Untrennbar damit verknüpft ist die Kultur, in die wir hineingeboren werden. Sie prägt sowohl das Essverhalten der Eltern wie auch das eigene am stärksten. Die jeweilige Esskultur bildet sozusagen den Rahmen für unsere eigenen Geschmacksvorlieben. Zur deutschen Frühstückskultur gehört eben kein Chilireis und auch gedörrte Sardellen findet man im deutschen Haushalt eher selten. Klar, das hat auch etwas mit der Verfügbarkeit bestimmter Zutaten zu tun. Aber selbst dann, wenn wir Fremdartiges ganz einfach mal probieren könnten, tun wir es meist nicht – wie ich beim asiatischen Frühstücksbuffet live sehen konnte.

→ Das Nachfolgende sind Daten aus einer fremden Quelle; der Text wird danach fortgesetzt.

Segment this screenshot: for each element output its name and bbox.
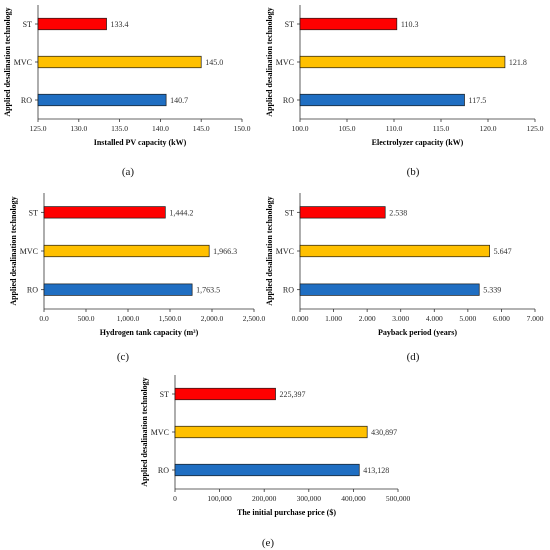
x-axis-title: Hydrogen tank capacity (m³) bbox=[100, 328, 199, 337]
category-label: MVC bbox=[20, 247, 38, 256]
category-label: ST bbox=[29, 208, 38, 217]
category-label: RO bbox=[158, 466, 169, 475]
y-axis-title: Applied desalination technology bbox=[140, 377, 149, 486]
data-label: 225,397 bbox=[280, 390, 306, 399]
chart-panel-b: 100.0 105.0 110.0 115.0 120.0 125.0 ST 110.3 MVC… bbox=[265, 5, 544, 178]
x-tick-label: 2,000.0 bbox=[201, 314, 224, 323]
chart-panel-d: 0.000 1.000 2.000 3.000 4.000 5.000 6.000 7.000… bbox=[265, 193, 544, 363]
x-tick-label: 1,000.0 bbox=[117, 314, 140, 323]
x-tick-label: 105.0 bbox=[339, 124, 356, 133]
x-tick-label: 200,000 bbox=[252, 494, 277, 503]
bar-st bbox=[37, 17, 107, 31]
category-label: MVC bbox=[151, 428, 169, 437]
x-tick-label: 100.0 bbox=[292, 124, 309, 133]
bar-st bbox=[299, 206, 386, 219]
x-tick-label: 300,000 bbox=[297, 494, 322, 503]
x-tick-label: 1.000 bbox=[325, 314, 342, 323]
x-axis-title: Payback period (years) bbox=[378, 328, 457, 337]
x-tick-label: 100,000 bbox=[207, 494, 232, 503]
panel-label: (e) bbox=[262, 537, 275, 549]
x-tick-label: 140.0 bbox=[152, 124, 169, 133]
y-axis-title: Applied desalination technology bbox=[265, 7, 274, 116]
data-label: 121.8 bbox=[509, 58, 527, 67]
x-tick-label: 115.0 bbox=[433, 124, 450, 133]
category-label: ST bbox=[160, 390, 169, 399]
category-label: MVC bbox=[14, 58, 32, 67]
category-label: RO bbox=[27, 286, 38, 295]
data-label: 133.4 bbox=[111, 20, 129, 29]
data-label: 140.7 bbox=[170, 96, 188, 105]
x-tick-label: 145.0 bbox=[193, 124, 210, 133]
x-axis-title: The initial purchase price ($) bbox=[237, 508, 336, 517]
bar-mvc bbox=[174, 425, 368, 439]
category-label: RO bbox=[283, 96, 294, 105]
bar-st bbox=[299, 17, 398, 31]
x-tick-label: 120.0 bbox=[480, 124, 497, 133]
x-axis-title: Installed PV capacity (kW) bbox=[94, 138, 187, 147]
panel-label: (d) bbox=[407, 351, 420, 363]
y-axis-title: Applied desalination technology bbox=[265, 196, 274, 305]
data-label: 1,966.3 bbox=[213, 247, 237, 256]
bar-mvc bbox=[299, 55, 506, 69]
bar-ro bbox=[43, 283, 193, 296]
bar-ro bbox=[299, 93, 465, 107]
bar-ro bbox=[299, 283, 480, 296]
x-tick-label: 2.000 bbox=[359, 314, 376, 323]
bar-st bbox=[43, 206, 166, 219]
data-label: 145.0 bbox=[205, 58, 223, 67]
y-axis-title: Applied desalination technology bbox=[9, 196, 18, 305]
x-tick-label: 5.000 bbox=[459, 314, 476, 323]
x-tick-label: 0.000 bbox=[292, 314, 309, 323]
x-tick-label: 150.0 bbox=[234, 124, 251, 133]
category-label: ST bbox=[23, 20, 32, 29]
category-label: ST bbox=[285, 208, 294, 217]
chart-panel-c: 0.0 500.0 1,000.0 1,500.0 2,000.0 2,500.0 ST 1,… bbox=[9, 193, 266, 363]
data-label: 110.3 bbox=[401, 20, 419, 29]
data-label: 2.538 bbox=[389, 208, 407, 217]
data-label: 430,897 bbox=[371, 428, 397, 437]
x-tick-label: 135.0 bbox=[111, 124, 128, 133]
x-tick-label: 4.000 bbox=[426, 314, 443, 323]
x-tick-label: 3.000 bbox=[392, 314, 409, 323]
x-axis-title: Electrolyzer capacity (kW) bbox=[372, 138, 464, 147]
bar-ro bbox=[174, 463, 360, 477]
bar-st bbox=[174, 387, 276, 401]
category-label: RO bbox=[283, 286, 294, 295]
x-tick-label: 0.0 bbox=[39, 314, 49, 323]
x-tick-label: 110.0 bbox=[386, 124, 403, 133]
bar-mvc bbox=[299, 244, 490, 258]
y-axis-title: Applied desalination technology bbox=[3, 7, 12, 116]
bar-ro bbox=[37, 93, 167, 107]
data-label: 1,444.2 bbox=[169, 208, 193, 217]
data-label: 5.647 bbox=[494, 247, 512, 256]
panel-label: (c) bbox=[117, 351, 130, 363]
x-tick-label: 500,000 bbox=[386, 494, 411, 503]
x-tick-label: 1,500.0 bbox=[159, 314, 182, 323]
data-label: 5.339 bbox=[483, 286, 501, 295]
x-tick-label: 6.000 bbox=[493, 314, 510, 323]
x-tick-label: 130.0 bbox=[70, 124, 87, 133]
x-tick-label: 125.0 bbox=[527, 124, 544, 133]
bar-mvc bbox=[37, 55, 202, 69]
category-label: ST bbox=[285, 20, 294, 29]
category-label: RO bbox=[21, 96, 32, 105]
x-tick-label: 7.000 bbox=[527, 314, 544, 323]
x-tick-label: 2,500.0 bbox=[243, 314, 266, 323]
x-tick-label: 400,000 bbox=[341, 494, 366, 503]
category-label: MVC bbox=[276, 58, 294, 67]
panel-label: (b) bbox=[407, 166, 420, 178]
chart-panel-a: 125.0 130.0 135.0 140.0 145.0 150.0 ST 133.4 MVC… bbox=[3, 5, 251, 178]
bar-mvc bbox=[43, 244, 210, 258]
category-label: MVC bbox=[276, 247, 294, 256]
data-label: 117.5 bbox=[469, 96, 487, 105]
x-tick-label: 500.0 bbox=[78, 314, 95, 323]
x-tick-label: 125.0 bbox=[30, 124, 47, 133]
data-label: 413,128 bbox=[363, 466, 389, 475]
x-tick-label: 0 bbox=[173, 494, 177, 503]
data-label: 1,763.5 bbox=[196, 286, 220, 295]
panel-label: (a) bbox=[122, 166, 135, 178]
chart-panel-e: 0 100,000 200,000 300,000 400,000 500,000 ST 22… bbox=[140, 375, 410, 549]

Ernährungswissenschaftler propagieren Insekten als die Super-Proteinquelle der Zukunft. Die Lösung, um die wachsende Weltbevölkerung satt zu bekommen. Asiaten knuspern frittierte Kakerlaken ja bereits seit langem und schätzen den nussigen Geschmack. An der Verfügbarkeit von Heuschrecken und Co. mangelt es hierzulande ebenfalls  nicht – aber ob demnächst tatsächlich bald knusprige Mehlwürmer unser Frühstücksjoghurt bereichern? Wohl kaum – ich glaube, da ließe sich Himbeereis wohl eher als neuer Frühstückstrend etablieren.